Carbonates and evaporites of Paleogene-age form the shallow-aquifer rocks that mantle most of Qatar, including the Paleocene and Lower Eocene Umm er Radhuma, and the Middle Eocene Rus and Dammam Formations. Nearly complete 10-cm-diameter rock cores have been recovered from boreholes in central and northern Qatar to depths of greater than 120 m. A 40-m section of exposed Rus and Dammam Formation from a cave in central Qatar (Misfer Cave) was also described. Assessment of aquifer quality in these rocks was undertaken through core and thin-section description, quantitative mineralogical determination (X-ray diffraction), as well as core-plug porosity, permeability, and pore-throat (mercury-injection capillary pressure) measurements.

Our work shows that the rocks from central Qatar can be separated into four depositional intervals: 1) m-scale fining-upward cycles of fossiliferous open-marine deposits with clay-rich caps (Umm er Radhuma), 2) fine-grained stromatolite-bearing, restricted shallow-marine deposits (uppermost Umm er Radhuma), 3) m-scale bedded marginal-marine gypsum deposits intercalated with thin shallow marine carbonate and clay deposits and capped by rooted and microcodium-bearing surfaces (Rus Formation), and 4) open-marine carbonates overprinted by karst processes (Dammam). Aquifer storage capacity and hydraulic conductivity are mostly a function of diagenetic features, and in spite of the lack of any evidence of significant burial, the diagenesis of these rocks is complex. The Umm er Radhuma and the Rus carbonates are almost completely dolomitized, whereas the Dammam is only partially dolomitized, with the amount of dolomitization varying both laterally and vertically. Best aquifer quality in central Qatar, based both on core plug data and well spinner tests, can be found in coarsely-dolomitized intervals that lack clay (lower Umm er Radhuma). Finer and clay-bearing dolomitized rocks have storage but lower hydraulic conductivity (upper Umm er Radhuma). Both gypsum-rich rocks and depositional limestones (which are generally mud-bearing) have lower porosity and permeability (Rus and Dammam). In central Qatar the effect of karst overprinting is variable, generally leading to lower matrix porosity and permeability due to clay translocation from above, but large vugs are also observed at exposure surfaces.
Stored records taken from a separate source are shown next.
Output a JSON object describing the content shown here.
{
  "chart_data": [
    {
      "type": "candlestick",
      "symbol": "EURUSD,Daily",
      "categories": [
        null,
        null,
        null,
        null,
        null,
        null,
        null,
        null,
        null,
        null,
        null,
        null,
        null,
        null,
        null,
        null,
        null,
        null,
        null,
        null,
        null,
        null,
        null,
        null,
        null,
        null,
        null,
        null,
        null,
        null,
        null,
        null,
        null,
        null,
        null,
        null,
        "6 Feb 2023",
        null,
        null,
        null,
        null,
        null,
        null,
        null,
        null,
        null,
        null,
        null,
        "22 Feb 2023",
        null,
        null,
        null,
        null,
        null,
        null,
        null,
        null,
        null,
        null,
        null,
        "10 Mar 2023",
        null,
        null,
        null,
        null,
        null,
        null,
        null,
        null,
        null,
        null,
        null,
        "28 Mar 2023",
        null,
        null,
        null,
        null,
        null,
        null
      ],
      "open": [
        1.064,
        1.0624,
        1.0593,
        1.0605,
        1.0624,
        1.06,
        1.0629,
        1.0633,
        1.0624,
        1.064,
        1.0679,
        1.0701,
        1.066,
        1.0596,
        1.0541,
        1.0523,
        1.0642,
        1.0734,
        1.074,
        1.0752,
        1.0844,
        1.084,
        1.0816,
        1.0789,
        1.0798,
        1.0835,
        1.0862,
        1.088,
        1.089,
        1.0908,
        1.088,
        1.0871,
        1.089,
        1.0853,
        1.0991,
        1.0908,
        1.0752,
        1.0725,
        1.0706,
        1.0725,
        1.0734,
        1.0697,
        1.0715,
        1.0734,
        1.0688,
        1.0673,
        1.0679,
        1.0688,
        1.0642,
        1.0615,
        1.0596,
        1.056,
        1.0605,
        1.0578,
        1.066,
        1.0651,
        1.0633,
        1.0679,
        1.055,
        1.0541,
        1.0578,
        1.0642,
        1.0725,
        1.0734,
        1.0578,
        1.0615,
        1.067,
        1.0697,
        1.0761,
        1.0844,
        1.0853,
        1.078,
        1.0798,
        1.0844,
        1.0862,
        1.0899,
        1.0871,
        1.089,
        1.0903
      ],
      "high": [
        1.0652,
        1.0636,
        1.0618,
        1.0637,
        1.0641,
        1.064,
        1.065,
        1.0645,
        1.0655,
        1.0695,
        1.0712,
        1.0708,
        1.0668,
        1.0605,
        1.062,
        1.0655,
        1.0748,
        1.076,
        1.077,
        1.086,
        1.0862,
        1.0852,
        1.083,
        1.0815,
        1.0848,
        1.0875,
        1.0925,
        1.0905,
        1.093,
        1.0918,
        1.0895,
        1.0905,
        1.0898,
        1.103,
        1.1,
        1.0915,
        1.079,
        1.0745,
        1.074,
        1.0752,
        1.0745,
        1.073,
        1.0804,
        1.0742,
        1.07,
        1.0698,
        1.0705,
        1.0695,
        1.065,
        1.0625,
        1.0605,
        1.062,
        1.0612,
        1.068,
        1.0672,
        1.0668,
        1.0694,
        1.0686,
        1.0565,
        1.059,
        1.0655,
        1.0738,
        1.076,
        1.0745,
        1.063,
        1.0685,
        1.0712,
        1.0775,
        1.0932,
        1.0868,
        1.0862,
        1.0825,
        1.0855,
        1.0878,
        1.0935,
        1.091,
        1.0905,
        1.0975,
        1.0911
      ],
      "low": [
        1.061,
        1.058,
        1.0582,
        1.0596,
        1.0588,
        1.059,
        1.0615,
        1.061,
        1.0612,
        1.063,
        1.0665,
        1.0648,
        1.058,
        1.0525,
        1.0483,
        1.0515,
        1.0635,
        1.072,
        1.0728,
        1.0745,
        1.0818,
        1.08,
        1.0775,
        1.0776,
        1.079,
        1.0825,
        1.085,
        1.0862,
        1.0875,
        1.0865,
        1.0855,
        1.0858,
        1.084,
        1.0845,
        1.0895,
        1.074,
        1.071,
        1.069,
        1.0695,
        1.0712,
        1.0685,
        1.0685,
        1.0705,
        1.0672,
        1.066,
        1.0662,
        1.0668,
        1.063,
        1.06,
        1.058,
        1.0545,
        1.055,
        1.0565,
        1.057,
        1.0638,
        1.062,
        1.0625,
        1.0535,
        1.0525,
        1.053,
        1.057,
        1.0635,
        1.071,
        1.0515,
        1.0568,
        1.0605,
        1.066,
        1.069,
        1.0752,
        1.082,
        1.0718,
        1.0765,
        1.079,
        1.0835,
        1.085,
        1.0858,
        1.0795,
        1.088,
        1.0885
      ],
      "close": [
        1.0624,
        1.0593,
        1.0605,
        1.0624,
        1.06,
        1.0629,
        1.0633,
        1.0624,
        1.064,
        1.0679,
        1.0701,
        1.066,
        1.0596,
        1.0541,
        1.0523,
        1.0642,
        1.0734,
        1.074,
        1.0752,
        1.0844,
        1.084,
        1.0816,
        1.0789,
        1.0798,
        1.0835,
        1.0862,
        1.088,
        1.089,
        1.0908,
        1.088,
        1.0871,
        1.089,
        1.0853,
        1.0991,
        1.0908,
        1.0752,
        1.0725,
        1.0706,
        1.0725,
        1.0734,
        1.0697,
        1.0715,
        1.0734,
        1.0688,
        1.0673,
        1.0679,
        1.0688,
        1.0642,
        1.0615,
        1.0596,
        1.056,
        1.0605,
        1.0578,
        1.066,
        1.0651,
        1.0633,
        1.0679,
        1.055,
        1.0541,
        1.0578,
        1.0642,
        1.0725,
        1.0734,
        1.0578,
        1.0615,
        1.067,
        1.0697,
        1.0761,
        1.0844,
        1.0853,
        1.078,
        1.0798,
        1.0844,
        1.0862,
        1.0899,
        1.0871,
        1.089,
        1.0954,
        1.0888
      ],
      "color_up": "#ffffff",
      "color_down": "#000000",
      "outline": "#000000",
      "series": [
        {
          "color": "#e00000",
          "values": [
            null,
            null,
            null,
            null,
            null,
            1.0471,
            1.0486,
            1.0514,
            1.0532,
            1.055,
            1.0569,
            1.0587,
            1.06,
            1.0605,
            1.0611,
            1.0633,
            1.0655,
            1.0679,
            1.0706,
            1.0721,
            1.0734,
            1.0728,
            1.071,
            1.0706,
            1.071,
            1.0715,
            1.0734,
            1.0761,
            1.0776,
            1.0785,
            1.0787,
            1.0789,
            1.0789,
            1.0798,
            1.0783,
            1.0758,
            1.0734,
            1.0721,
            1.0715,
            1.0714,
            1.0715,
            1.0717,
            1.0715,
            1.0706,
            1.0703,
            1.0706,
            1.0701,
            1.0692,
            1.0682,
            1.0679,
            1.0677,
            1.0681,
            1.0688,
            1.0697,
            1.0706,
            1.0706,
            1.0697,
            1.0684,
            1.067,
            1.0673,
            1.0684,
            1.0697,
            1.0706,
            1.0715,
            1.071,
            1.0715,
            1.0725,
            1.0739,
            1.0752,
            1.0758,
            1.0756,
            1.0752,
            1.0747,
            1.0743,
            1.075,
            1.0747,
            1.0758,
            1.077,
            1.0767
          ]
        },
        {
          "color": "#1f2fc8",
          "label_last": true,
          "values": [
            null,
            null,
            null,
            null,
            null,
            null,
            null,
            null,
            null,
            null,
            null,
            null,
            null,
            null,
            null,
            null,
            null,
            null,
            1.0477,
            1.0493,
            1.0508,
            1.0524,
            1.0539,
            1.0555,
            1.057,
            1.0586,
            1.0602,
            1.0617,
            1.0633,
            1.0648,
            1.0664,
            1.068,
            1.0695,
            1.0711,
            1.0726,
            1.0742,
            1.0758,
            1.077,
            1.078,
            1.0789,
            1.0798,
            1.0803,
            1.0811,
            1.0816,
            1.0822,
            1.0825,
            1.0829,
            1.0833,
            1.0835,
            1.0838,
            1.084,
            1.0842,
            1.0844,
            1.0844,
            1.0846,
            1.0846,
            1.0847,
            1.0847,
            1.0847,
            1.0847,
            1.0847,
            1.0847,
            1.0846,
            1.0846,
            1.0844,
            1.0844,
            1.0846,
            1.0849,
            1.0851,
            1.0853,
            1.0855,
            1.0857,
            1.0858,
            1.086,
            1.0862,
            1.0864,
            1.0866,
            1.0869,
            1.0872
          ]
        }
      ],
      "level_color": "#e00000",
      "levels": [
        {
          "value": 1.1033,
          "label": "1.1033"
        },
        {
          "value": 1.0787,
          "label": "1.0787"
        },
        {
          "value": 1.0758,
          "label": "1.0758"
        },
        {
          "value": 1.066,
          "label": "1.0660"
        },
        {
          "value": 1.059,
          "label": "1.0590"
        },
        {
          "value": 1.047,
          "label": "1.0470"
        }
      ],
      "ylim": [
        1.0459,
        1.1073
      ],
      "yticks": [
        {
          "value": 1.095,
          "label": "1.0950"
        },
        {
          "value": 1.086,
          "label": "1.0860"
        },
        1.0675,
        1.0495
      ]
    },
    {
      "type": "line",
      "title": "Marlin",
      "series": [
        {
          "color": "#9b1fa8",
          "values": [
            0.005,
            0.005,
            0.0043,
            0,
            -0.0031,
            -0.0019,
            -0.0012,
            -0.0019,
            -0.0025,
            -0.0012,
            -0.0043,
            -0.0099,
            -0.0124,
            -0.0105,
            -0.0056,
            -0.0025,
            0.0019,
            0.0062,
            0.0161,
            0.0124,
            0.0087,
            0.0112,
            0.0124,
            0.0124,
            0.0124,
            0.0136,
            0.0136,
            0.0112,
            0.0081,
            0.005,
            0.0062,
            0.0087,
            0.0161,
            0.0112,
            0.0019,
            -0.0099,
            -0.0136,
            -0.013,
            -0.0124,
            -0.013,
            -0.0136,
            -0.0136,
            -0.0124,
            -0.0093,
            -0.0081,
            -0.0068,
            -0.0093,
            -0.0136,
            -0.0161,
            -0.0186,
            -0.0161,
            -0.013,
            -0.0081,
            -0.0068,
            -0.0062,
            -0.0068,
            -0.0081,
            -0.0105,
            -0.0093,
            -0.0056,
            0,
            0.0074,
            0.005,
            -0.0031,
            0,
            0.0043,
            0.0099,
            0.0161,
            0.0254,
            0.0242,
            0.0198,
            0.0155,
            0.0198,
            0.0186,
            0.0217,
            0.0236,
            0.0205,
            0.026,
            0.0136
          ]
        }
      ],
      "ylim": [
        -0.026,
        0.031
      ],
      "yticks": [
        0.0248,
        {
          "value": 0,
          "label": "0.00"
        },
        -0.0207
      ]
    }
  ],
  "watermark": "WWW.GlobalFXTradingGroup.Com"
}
The borehole in northern Qatar was located within a karst collapse feature (doline) that is characterized by internal drainage. Based on satellite images, the collapse feature, likely reflecting the presence of deeper karst is approximately 1 km in width. Sediment tentatively interpreted as a cave deposit, and composed mainly of dolomite silt, has been observed in this core at depths of greater than 60 m below the surface. This fine-grained material intercalates with courser breccias that are interpreted as collapsed country rock. The impact of karstification on country rock matrix properties (porosity and permeability) is still to be determined. Whereas the rocks from northern Qatar are still under investigation, they are distinct from the central Qatar equivalents in that they lack any bedded evaporites. This leads to the prediction that the shallow aquifer in northern Qatar will be less compartmentalized than in central Qatar. The elemental makeup of waters from different stratigraphic intervals in both boreholes are being compared to help understand how the central and north shallow Qatar aquifers contrast.